È stato il primo giorno d'estate, non troppo caldo e non troppo freddo, a consentire una passeggiata. Una lunga camminata fino in piazza indipendenza a dare un'occhiata al mercatino della domenica; quello che uno volta aveva luogo intorno al lago dei cigni nella vicina e oramai quasi irraggiungibile fortezza da basso. Come dire, le cose cambiano! Quella che invece a quanto pare non è cambiata è la vecchia casa dello studente, che vedete nella foto, ed è rimasta aperta e funzionante, come lo era quando mi accolse alla fine di ottobre del 1970. Avrebbe chiuso, per restauri, l'anno successivo, raccontavano senza convincerci però, così quell'anno chi arrivava prima si beccava il posto in una stanza di quel covo di matti.
Così, mi è tornato in mente oggi che è stato lì che io e Firenze abbiamo cominciato a conoscerci, senza mai tuttavia esserci del tutto piaciuti, e in modo che così, poi, alla fine, però ci siamo capiti. È stato qui, in quel palazzo, che ho avuto il mio primo "battesimo di fuoco" [del secondo,avvenuto poche settimane dopo, quello che subimmo dal servizio d’ordine della Galileo, in cui i “fascisti” saremmo stati noi che avevamo occupato la loro Regione per reclamare il nostro Presalario, ve ne parlerò, forse, un altra volta], con i fascisti che ci assaltavano, innervositi dal fatto che da quella stanza all'ultimo piano (quella cerchiata di rosso) c'era un giradischi i cui altoparlanti diffondevano le canzoni di alcuni "dischi del sole” (Do you remember them?) che mi ero portato da Siracusa.

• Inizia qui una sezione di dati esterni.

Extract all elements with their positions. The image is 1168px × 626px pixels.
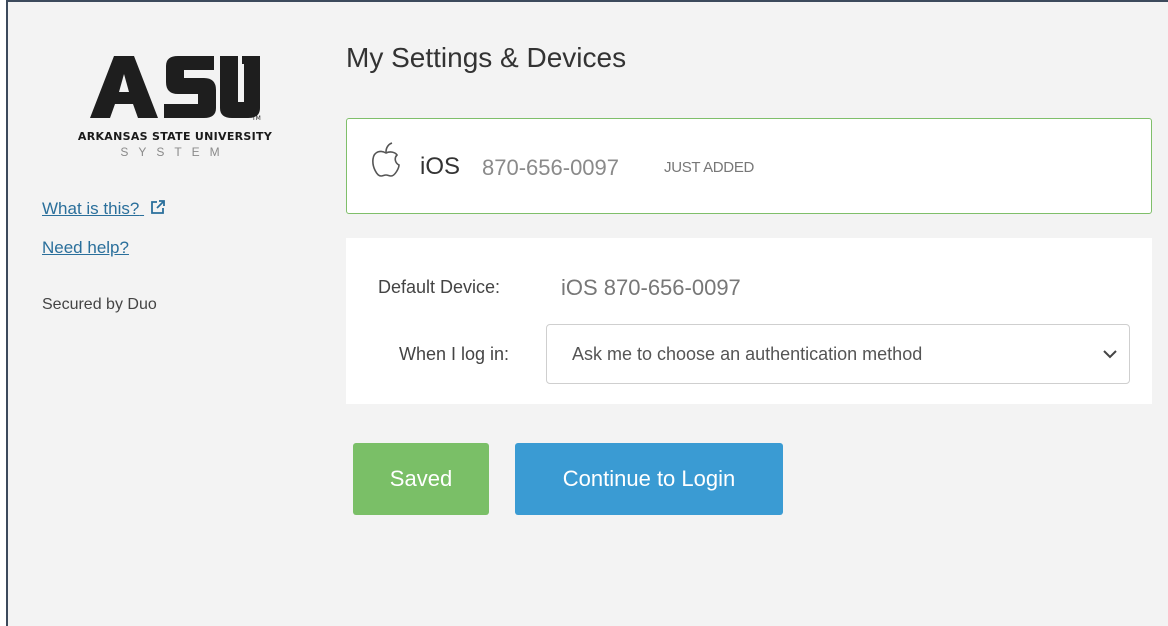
device-number: 870-656-0097 bbox=[482, 155, 620, 180]
what-is-this-label: What is this? bbox=[42, 199, 140, 218]
chevron-down-icon bbox=[1103, 350, 1117, 359]
login-method-selected: Ask me to choose an authentication metho… bbox=[572, 344, 923, 364]
settings-card: Default Device: iOS 870-656-0097 When I … bbox=[346, 238, 1152, 404]
what-is-this-link[interactable]: What is this? bbox=[42, 199, 166, 219]
logo-line2: SYSTEM bbox=[120, 145, 230, 159]
device-card: iOS 870-656-0097 JUST ADDED bbox=[346, 118, 1152, 214]
need-help-link[interactable]: Need help? bbox=[42, 238, 129, 258]
apple-icon bbox=[372, 142, 400, 177]
external-link-icon bbox=[151, 200, 165, 214]
asu-logo-mark: TM bbox=[90, 56, 261, 122]
secured-by-duo: Secured by Duo bbox=[42, 296, 157, 313]
page-title: My Settings & Devices bbox=[346, 42, 627, 73]
svg-text:TM: TM bbox=[251, 115, 261, 122]
login-method-label: When I log in: bbox=[399, 344, 510, 364]
default-device-value: iOS 870-656-0097 bbox=[561, 275, 741, 300]
logo-line1: ARKANSAS STATE UNIVERSITY bbox=[77, 130, 273, 143]
saved-button[interactable]: Saved bbox=[353, 443, 489, 515]
continue-to-login-button[interactable]: Continue to Login bbox=[515, 443, 783, 515]
duo-frame: TM ARKANSAS STATE UNIVERSITY SYSTEM What… bbox=[6, 0, 1168, 626]
just-added-badge: JUST ADDED bbox=[664, 159, 755, 176]
login-method-select[interactable]: Ask me to choose an authentication metho… bbox=[546, 324, 1130, 384]
device-os: iOS bbox=[420, 153, 461, 180]
default-device-label: Default Device: bbox=[378, 277, 501, 297]
asu-system-logo: TM ARKANSAS STATE UNIVERSITY SYSTEM bbox=[60, 52, 290, 172]
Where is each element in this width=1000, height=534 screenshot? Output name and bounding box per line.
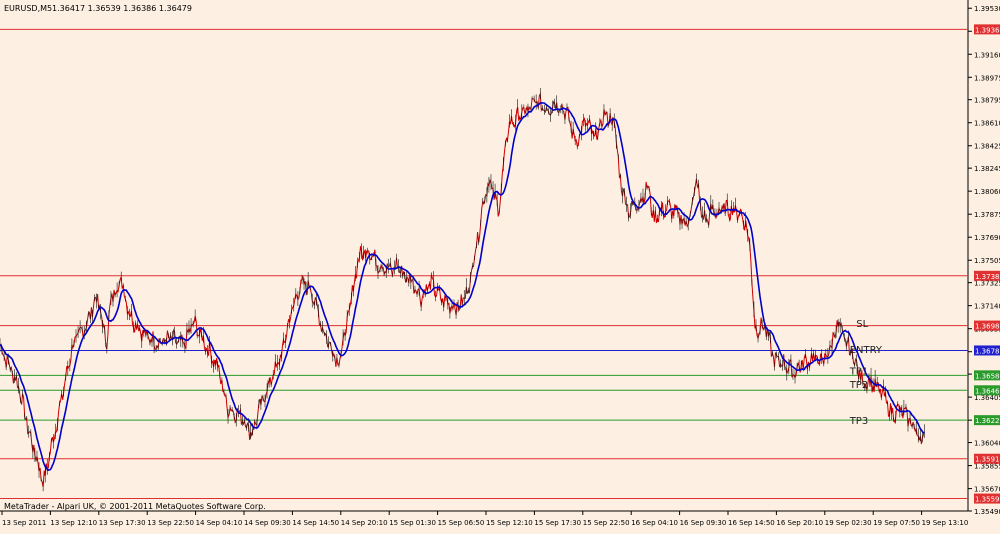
y-tick-label: 1.35855 [974,463,1000,471]
x-tick-label: 13 Sep 17:30 [99,519,146,527]
price-level-label: 1.37380 [975,273,1000,281]
price-chart[interactable]: SLENTRYTP1TP2TP3 1.395301.393451.391601.… [0,0,1000,530]
y-tick-label: 1.39160 [974,51,1000,59]
y-tick-label: 1.38245 [974,165,1000,173]
y-tick-label: 1.37325 [974,280,1000,288]
trade-annotation: TP3 [849,416,869,427]
x-tick-label: 19 Sep 02:30 [825,519,872,527]
y-tick-label: 1.35490 [974,508,1000,516]
trade-annotation: SL [856,319,868,330]
x-tick-label: 13 Sep 2011 [2,519,46,527]
price-level-label: 1.36980 [975,323,1000,331]
y-tick-label: 1.37140 [974,303,1000,311]
price-level-label: 1.35590 [975,496,1000,504]
x-tick-label: 16 Sep 14:50 [728,519,775,527]
price-level-label: 1.36227 [975,417,1000,425]
price-level-label: 1.36780 [975,347,1000,355]
x-tick-label: 15 Sep 22:50 [583,519,630,527]
y-tick-label: 1.36040 [974,440,1000,448]
y-tick-label: 1.38795 [974,97,1000,105]
y-tick-label: 1.37875 [974,211,1000,219]
x-tick-label: 16 Sep 20:10 [776,519,823,527]
y-tick-label: 1.39530 [974,5,1000,13]
y-tick-label: 1.37505 [974,257,1000,265]
plot-area [0,2,968,511]
y-tick-label: 1.35670 [974,486,1000,494]
x-tick-label: 13 Sep 12:10 [50,519,97,527]
price-level-label: 1.36460 [975,387,1000,395]
price-level-label: 1.39360 [975,26,1000,34]
price-level-label: 1.36580 [975,372,1000,380]
y-tick-label: 1.38060 [974,188,1000,196]
x-tick-label: 13 Sep 22:50 [147,519,194,527]
x-tick-label: 15 Sep 17:30 [534,519,581,527]
y-tick-label: 1.38425 [974,143,1000,151]
x-tick-label: 15 Sep 12:10 [486,519,533,527]
x-tick-label: 15 Sep 01:30 [389,519,436,527]
y-tick-label: 1.37690 [974,234,1000,242]
x-tick-label: 14 Sep 20:10 [341,519,388,527]
x-tick-label: 14 Sep 09:30 [244,519,291,527]
y-tick-label: 1.38975 [974,74,1000,82]
y-tick-label: 1.36405 [974,394,1000,402]
x-tick-label: 19 Sep 13:10 [922,519,969,527]
x-tick-label: 19 Sep 07:50 [873,519,920,527]
price-level-label: 1.35910 [975,456,1000,464]
x-tick-label: 16 Sep 04:10 [631,519,678,527]
chart-window: SLENTRYTP1TP2TP3 1.395301.393451.391601.… [0,0,1000,530]
footer-credit: MetaTrader - Alpari UK, © 2001-2011 Meta… [4,502,266,511]
trade-annotation: ENTRY [850,345,883,356]
y-tick-label: 1.38610 [974,120,1000,128]
x-tick-label: 14 Sep 04:10 [196,519,243,527]
ohlc-readout: 1.36417 1.36539 1.36386 1.36479 [52,4,192,13]
x-tick-label: 14 Sep 14:50 [292,519,339,527]
trade-annotation: TP1 [849,366,869,377]
x-tick-label: 15 Sep 06:50 [438,519,485,527]
trade-annotation: TP2 [849,380,869,391]
x-tick-label: 16 Sep 09:30 [680,519,727,527]
symbol-label: EURUSD,M5 [4,4,52,13]
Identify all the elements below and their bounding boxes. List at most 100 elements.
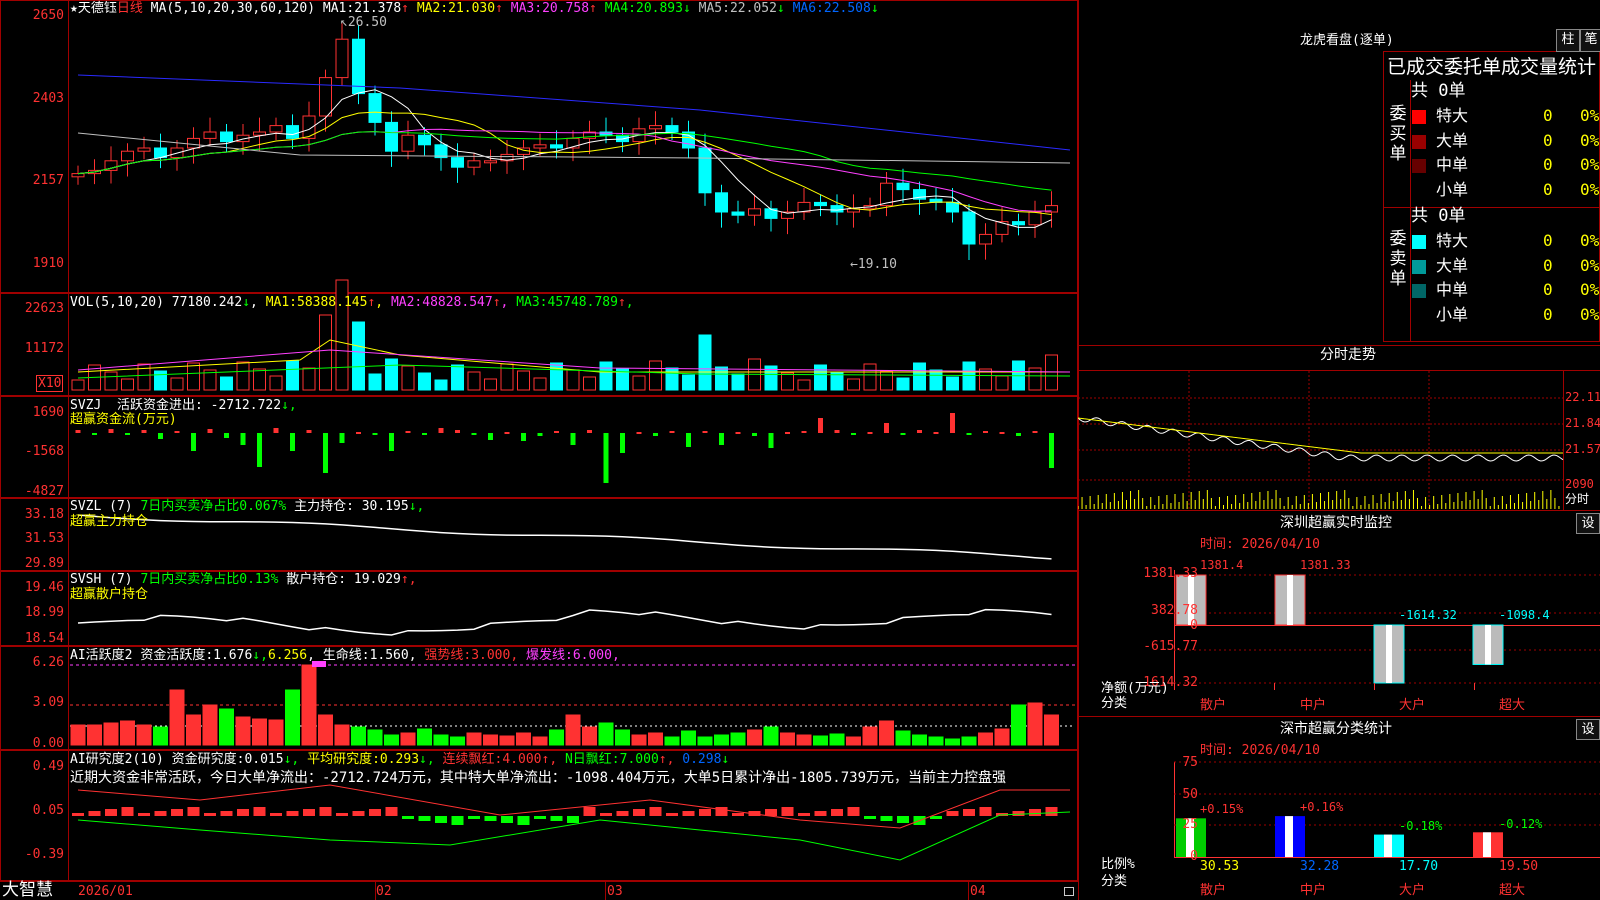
volume-bar (962, 361, 976, 391)
class-bar-shine (1483, 832, 1491, 857)
period-label[interactable]: 日线 (117, 1, 143, 16)
ai-research-bar (699, 809, 711, 816)
svzj-bar (488, 433, 493, 440)
buy-row-2[interactable]: 中单 0 0% (1410, 155, 1600, 177)
volume-bar (302, 367, 316, 391)
ma-item-5: MA5:22.052↓ (698, 1, 785, 16)
ai-active-bar (70, 724, 86, 746)
svzj-bar (240, 433, 246, 445)
svzj-bar (471, 433, 477, 435)
sz-monitor-settings-button[interactable]: 设 (1576, 513, 1600, 534)
svzl-line (77, 514, 1052, 560)
sell-row-2[interactable]: 中单 0 0% (1410, 280, 1600, 302)
svzj-bar (405, 431, 411, 433)
ai-active-bar (450, 736, 465, 746)
svzj-bar (735, 432, 741, 434)
ai-active-bar (631, 734, 647, 746)
sz-class-settings-button[interactable]: 设 (1576, 719, 1600, 740)
sz-class-cat-0: 散户 (1200, 883, 1227, 898)
buy-row-label: 中单 (1436, 155, 1469, 174)
buy-row-0[interactable]: 特大 0 0% (1410, 106, 1600, 128)
sell-row-count: 0 (1543, 304, 1553, 324)
volume-bar (929, 369, 943, 391)
ai-active-bar (763, 726, 779, 746)
sz-class-y-3: 0 (1190, 849, 1198, 864)
ai-active-bar (912, 734, 927, 746)
sell-row-pct: 0% (1580, 231, 1600, 250)
ai-research-bar (319, 807, 332, 816)
svzj-bar (966, 433, 972, 435)
sz-monitor-cat-2: 大户 (1399, 698, 1426, 713)
svzj-bar (950, 413, 955, 433)
ai-active-bar (136, 724, 152, 746)
ai-research-bar (468, 816, 480, 819)
sz-class-cat-3: 超大 (1499, 883, 1526, 898)
ai-active-bar (169, 689, 185, 746)
bar-view-button[interactable]: 柱 (1556, 29, 1580, 52)
candle (698, 147, 712, 194)
sell-row-0[interactable]: 特大 0 0% (1410, 231, 1600, 253)
svzj-bar (438, 428, 444, 433)
candle (286, 125, 299, 139)
lock-icon[interactable] (1064, 887, 1074, 896)
brand-logo[interactable]: 大智慧 (2, 881, 53, 900)
ai-research-bar (484, 816, 497, 821)
candle (220, 131, 233, 143)
x-tick-2: 03 (607, 884, 623, 899)
y-tick-svsh-1: 18.99 (24, 605, 64, 620)
volume-bar (352, 321, 365, 391)
svzj-bar (224, 433, 229, 438)
ai-active-bar (417, 728, 432, 746)
svzj-bar (207, 429, 213, 433)
monitor-bar-shine (1287, 575, 1293, 625)
ai-active-bar (796, 734, 812, 746)
svzj-bar (75, 430, 81, 433)
candle (418, 134, 431, 146)
ai-active-bar (219, 708, 234, 746)
svzj-bar (917, 430, 922, 433)
volume-bar (71, 379, 85, 391)
sell-side-label: 委卖单 (1389, 229, 1407, 289)
sz-monitor-time: 时间: 2026/04/10 (1200, 537, 1320, 552)
ai-research-bar (385, 807, 398, 816)
volume-bar (269, 375, 283, 391)
volume-bar (566, 369, 580, 391)
ai-research-bar (814, 811, 827, 816)
ai-active-bar (1011, 704, 1026, 746)
sell-row-count: 0 (1543, 255, 1553, 275)
svzj-bar (521, 433, 526, 441)
candle (137, 147, 151, 152)
candle (368, 93, 382, 123)
ai-research-summary: 近期大资金非常活跃，今日大单净流出：-2712.724万元，其中特大单净流出：-… (70, 770, 1007, 786)
candle (187, 137, 200, 149)
ai-research-bar (781, 807, 794, 816)
buy-row-1[interactable]: 大单 0 0% (1410, 131, 1600, 153)
sz-monitor-axis-sub: 分类 (1101, 696, 1128, 711)
buy-row-3[interactable]: 小单 0 0% (1410, 180, 1600, 202)
candle (962, 211, 976, 245)
candle (533, 144, 547, 149)
ai-research-bar (105, 809, 117, 816)
volume-bar (797, 379, 811, 391)
intraday-title: 分时走势 (1320, 347, 1376, 363)
ai-research-bar (88, 811, 101, 816)
ai-active-bar (318, 714, 333, 746)
sz-monitor-cat-3: 超大 (1499, 698, 1526, 713)
sz-class-y-2: 25 (1182, 817, 1198, 832)
buy-row-pct: 0% (1580, 155, 1600, 174)
sell-row-1[interactable]: 大单 0 0% (1410, 256, 1600, 278)
volume-bar (946, 376, 959, 391)
buy-row-label: 特大 (1436, 106, 1469, 125)
sell-row-pct: 0% (1580, 280, 1600, 299)
candle (731, 211, 745, 216)
volume-bar (863, 363, 877, 391)
candle (979, 233, 992, 245)
volume-bar (286, 360, 299, 391)
svzj-bar (620, 433, 625, 453)
ai-research-bar (1029, 809, 1041, 816)
svzj-bar (933, 432, 939, 434)
ai-research-bar (451, 816, 464, 825)
sell-row-3[interactable]: 小单 0 0% (1410, 305, 1600, 327)
tick-view-button[interactable]: 笔 (1580, 29, 1600, 52)
ai-research-bar (369, 809, 381, 816)
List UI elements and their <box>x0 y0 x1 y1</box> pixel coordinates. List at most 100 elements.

I fascisti, erano arrivati da tutta la Toscana - che allora, a Firenze, non c'è ne sono mai stati abbastanza per le loro "prodezze" - ma la cosa fini con qualche mobile lanciato sulle loro teste senza che riuscissero, per loro fortuna, nemmeno a entrare, e con la nostra occupazione della casa stessa (per protesta!!) della quale alcuni maligni insinuarono che sarebbe stata solo una scusa per scolarsi le prestigiose bottiglie custodite nella cantina del direttore. Un'altra conseguenza di rilievo, fu quella che un inquilino della Casa venne identificato, e il suo nome finì sui giornali, per aver raccomandato di porgere i suoi saluti alla signora del maresciallo che guidava il reparto che avrebbe dovuto difenderci dai fascisti. Fatto sta che ho dovuto passare anni - nei vari incontri di movimento a livello nazionale - a smentire che Bruno Accarino fosse un fascista fiorentino, per restituirlo a quel suo ruolo di filosofo marxista in erba, che era allora: insomma era successo che, sfogliando i giornali, con faciloneria, la commissione antifascista di L.C. lo aveva aggiunto nell'elenco nazionale di fascisti che poi veniva trasmesso nelle loro sedi, e altrove.
Già, come dicevo, oggi è stata giornata di ricordi! Come quelli che mi hanno fatto sorridere, fotografando su una bancarella quelle giacche western con le frange che così tanto piacevano al mio amico Giorgio Olmoti, nel momento in cui subito dopo averle viste ho realizzato che non avrei più potuto regalargliene una! Oppure, com’è successo poco dopo, più tardi, mentre me ne stavo seduto a bere un birra in un bar in Piazza dei Ciompi, quando non sono riuscito a impedirmi di alzare lo sguardo al balcone di quella che per troppo poco è stata l'ultima casa di Marco Furio Susini; mentre mi dicevo che no, che non è giusto. Era riuscito solo a cominciare appena solo a farsi arrivare le librerie per sistemare i suoi tanti libri. No, non riusciremo mai a farla quella festa che ti avevo proposto di fare, e che una volta tanto non ti era sembrata una cattiva idea. E così ora non so più a chi dirlo, ma non è giusto!